За тех, кто оставался, без исключения, как за себя, он испытывал нарастающую тщеславную гордость, похожую на самолюбование – вот, мол, какие мы есть, глядите и завидуйте. Сохранились и еще кое-что, если глазенки раскроете, сохранили на будущее. Хоть мужики, хоть бабы упрямые.

Массе живого жизнь – тяжелые испытания, о чем не принято говорить, только избранным удается пройти ее достойно. Исключительно избранным, но далеко не по заслугам и чести. Одни в бедности, в нищете не теряют человечности и духовного содержания, другие в достатке и в почестях не заслуживают доброго слова, ничтожество хоть и всплывает, но сохраняется ничтожеством. Сметливый и практичный ум Андриана Грызлова не мог не подсказывать, что уготовано упрямцам, не желающим покидать Маевку, не понимающих предлагаемых выгод и удивляющих начальство, не желающее вникать в патриархальные тонкости человеческой сути. В отношении себя далеко идущих планов не строил, сомнениями не страдал, как не сомневался в Таисии, но, подумав о ней, уже не мог освободиться от холодной нарастающей тяжести и непонятной неловкости.

«Как же я… как о рабочей силе? – подумал он с огорчением. – А то, что матери, жены… да женщины, наконец, дак не в счет? На них в первую очередь и ляжет…»

Горечь от бессмысленности совещания усиливалась, он вздохнул и, снова подумав о собственных, с таким трудом заведенных гуртах – лучших во всем совхозе, в сердцах выдохнул:

– Дак что не о чем! Гнали бы сразу на живодерню, чем голову напрасно ломать. Навяжем кому-то сегодня, а завтра? У того же Колыханова на первом отделении ни помещений, ни кормовой базы. И что, в лучшем случае спишем как павшие с голодухи, хотя в справках укажем какую-нибудь сапатку-чесотку. Крути, не крути, Николай Федорович, а все одно лишки окажутся в «Заготскоте».

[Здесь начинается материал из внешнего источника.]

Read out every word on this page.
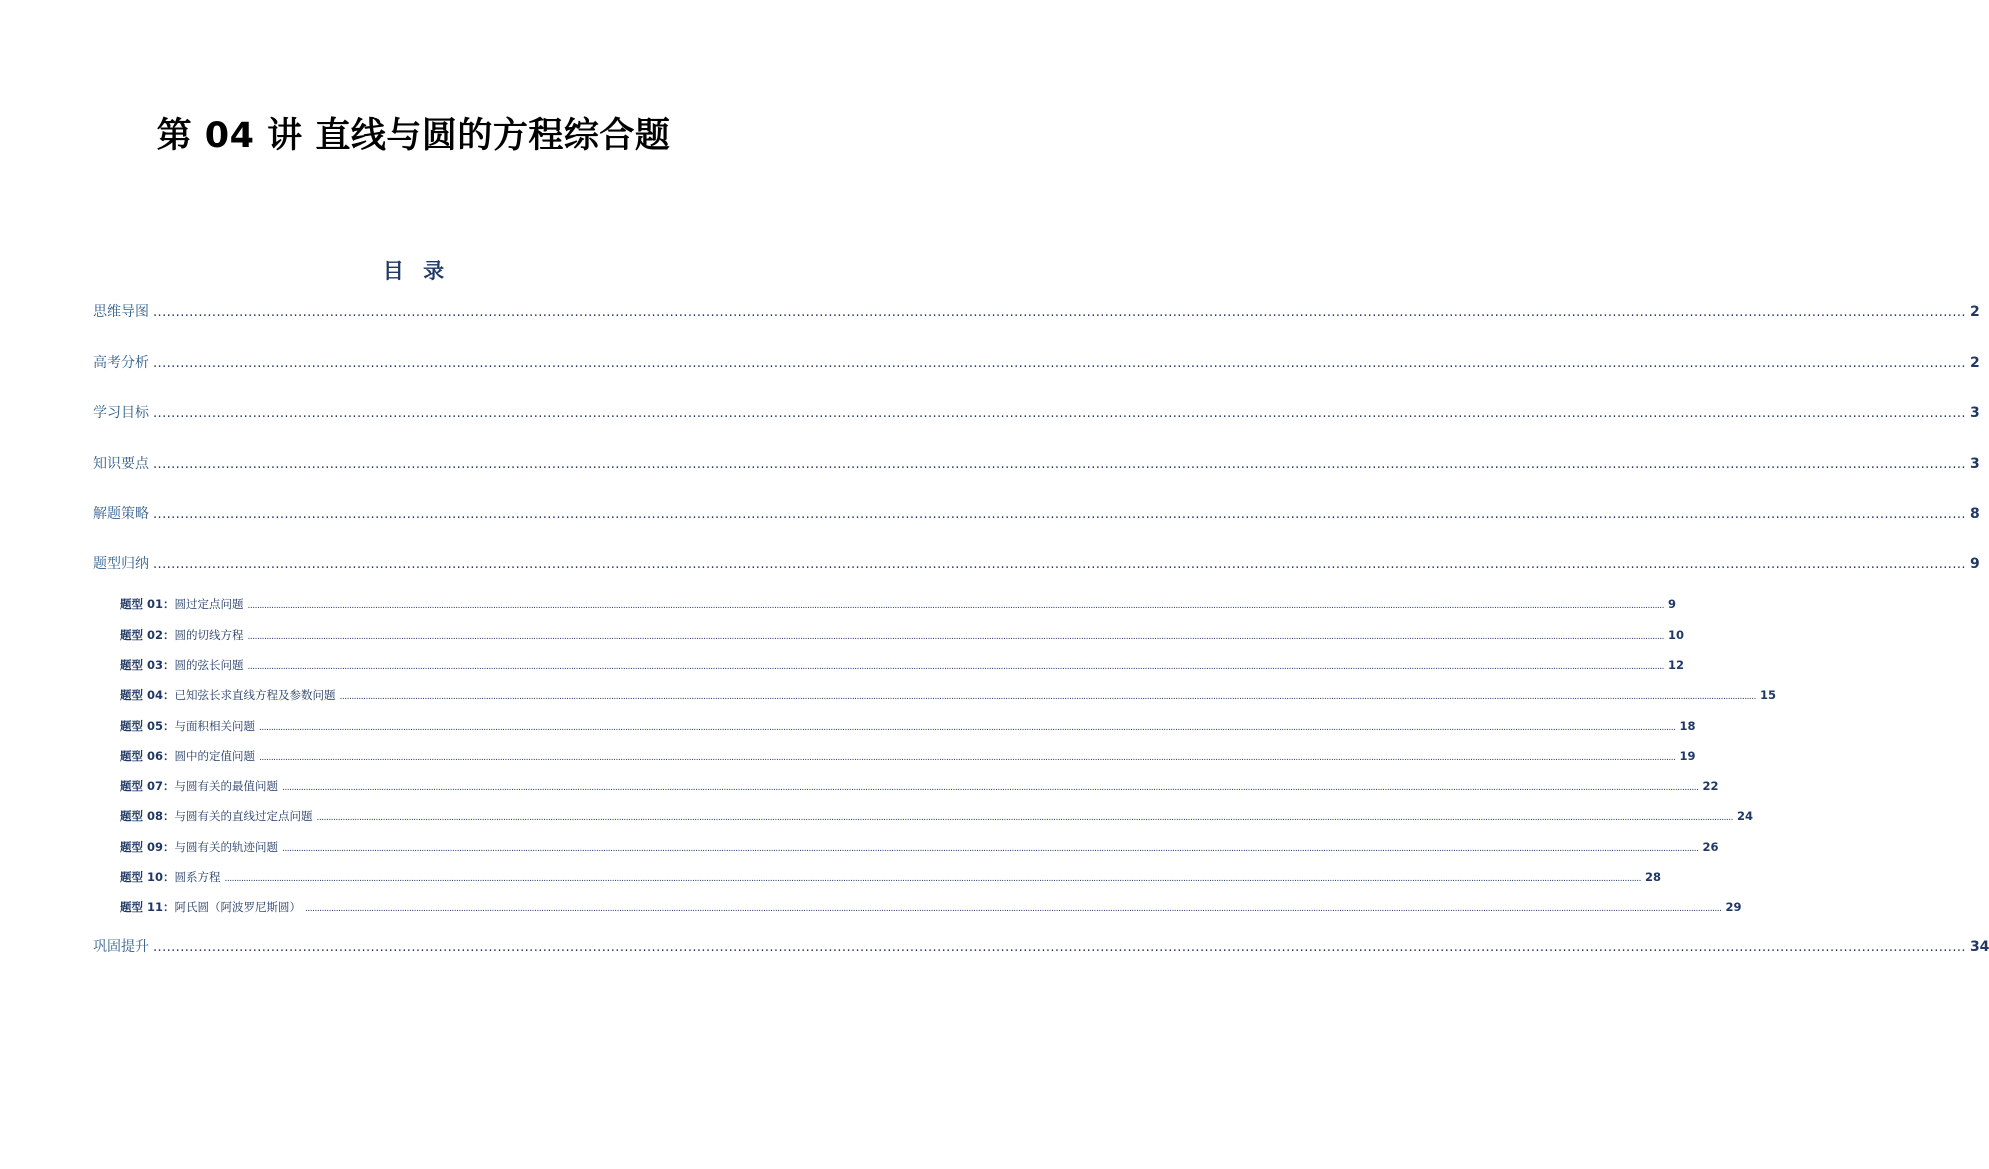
第 04 讲 直线与圆的方程综合题
目 录
思维导图 ................................................................................................................................................................................................................................................................................................................................................................................................................ 2
高考分析 ................................................................................................................................................................................................................................................................................................................................................................................................................ 2
学习目标 ................................................................................................................................................................................................................................................................................................................................................................................................................ 3
知识要点 ................................................................................................................................................................................................................................................................................................................................................................................................................ 3
解题策略 ................................................................................................................................................................................................................................................................................................................................................................................................................ 8
题型归纳 ................................................................................................................................................................................................................................................................................................................................................................................................................ 9
题型 01：圆过定点问题 ........................................................................................................................................................................................................................................................................................................................................................................................................................................................................................................................................................................................................................ 9
题型 02：圆的切线方程 ........................................................................................................................................................................................................................................................................................................................................................................................................................................................................................................................................................................................................................ 10
题型 03：圆的弦长问题 ........................................................................................................................................................................................................................................................................................................................................................................................................................................................................................................................................................................................................................ 12
题型 04：已知弦长求直线方程及参数问题 ........................................................................................................................................................................................................................................................................................................................................................................................................................................................................................................................................................................................................................ 15
题型 05：与面积相关问题 ........................................................................................................................................................................................................................................................................................................................................................................................................................................................................................................................................................................................................................ 18
题型 06：圆中的定值问题 ........................................................................................................................................................................................................................................................................................................................................................................................................................................................................................................................................................................................................................ 19
题型 07：与圆有关的最值问题 ........................................................................................................................................................................................................................................................................................................................................................................................................................................................................................................................................................................................................................ 22
题型 08：与圆有关的直线过定点问题 ........................................................................................................................................................................................................................................................................................................................................................................................................................................................................................................................................................................................................................ 24
题型 09：与圆有关的轨迹问题 ........................................................................................................................................................................................................................................................................................................................................................................................................................................................................................................................................................................................................................ 26
题型 10：圆系方程 ........................................................................................................................................................................................................................................................................................................................................................................................................................................................................................................................................................................................................................ 28
题型 11：阿氏圆（阿波罗尼斯圆） ........................................................................................................................................................................................................................................................................................................................................................................................................................................................................................................................................................................................................................ 29
巩固提升 ................................................................................................................................................................................................................................................................................................................................................................................................................ 34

Реплика его пришлась в разгар очередной перепалки главного зоотехника с управляющим первого отделения Колыхановым, и на нее никто не обратил внимания. По крайней мере, Андриану Изотовичу так сначала показалось, но взгляд Кожилина пристыл к нему надолго, и лишь сумерки помешали понять, что в этих глазах. Хорошо ли он знал Кожилина? Ему казалось, что хорошо. Ведь вместе когда-то ходили в атаку, вместе пересчитывали живых и убитых, под одной плащ-палаткой писали домой письма, без утайки обмениваясь накоротке дорогим и заветным. Бывало, ворчали на армейское руководство, но война есть война, а сила приказа есть сила повелевающая и неоспариваемая наперекор смерти. Рассуждали о будущей мирной жизни, представляя, прилично-разумной, ни в чем не похожей на армейскую. Правда, воды с тех пор утекло больше чем достаточно, и не легкой воды, не всегда только чистой, судьба развела их, но вот неожиданно снова поставила плечом к плечу. Разумеется, Андриан Изотович рассчитывал на более близкие отношения с бывшим фронтовым товарищем и командиром, стремился к ним. Но, похоже, Кожилин, как и на прежней райисполкомовской должности, непонятно за что отстраненный, (такое ведь с быдлом не обсуждаемся, можно нарваться на мужицкое несогласие, тошно покажется, если речь о нормальном народе, заранее не обработанном на цель и задачу) повел себя иначе. Строго, требовательно, без всякого панибратства с кем бы то ни было, ни разу за минувшее время не заговорил о военном прошлом. И к нему в Маевку ни разу носа не показал. Тем не менее, ощущение, что во главе совхоза поставлен человек, известный ему повадками, характером, имеющий опыт руководства людьми в суровое лихолетье, приносило большое душевное удовлетворение и доверие. Почувствовав директорскую отчужденность и более чем странное отношение к себе, самолюбивый Андриан Изотович замкнулся, редко высказывал мысли вслух, еще реже ввязывался в споры. Но сегодняшний отъезд Митрича сильно расстроил, точно с работящим механизатором покинула навсегда деревню и его шалая молодость. Грусть его за часы бестолкового совещания, на котором умные взрослые добровольно уподоблялись детям, выросла в озлобленность, и его тянуло схлестнуться беспощадно и яростно с пыхтящим как самовар и много мнящим о себе зоотехником, отмалчивающимся директором. И когда терпение иссякло, когда Андриан Изотович решительно вскинулся, как вскидывался когда-то, увлекая бойцов на смертный бой, поднялся в уставленном знаменами застолье Кожилин.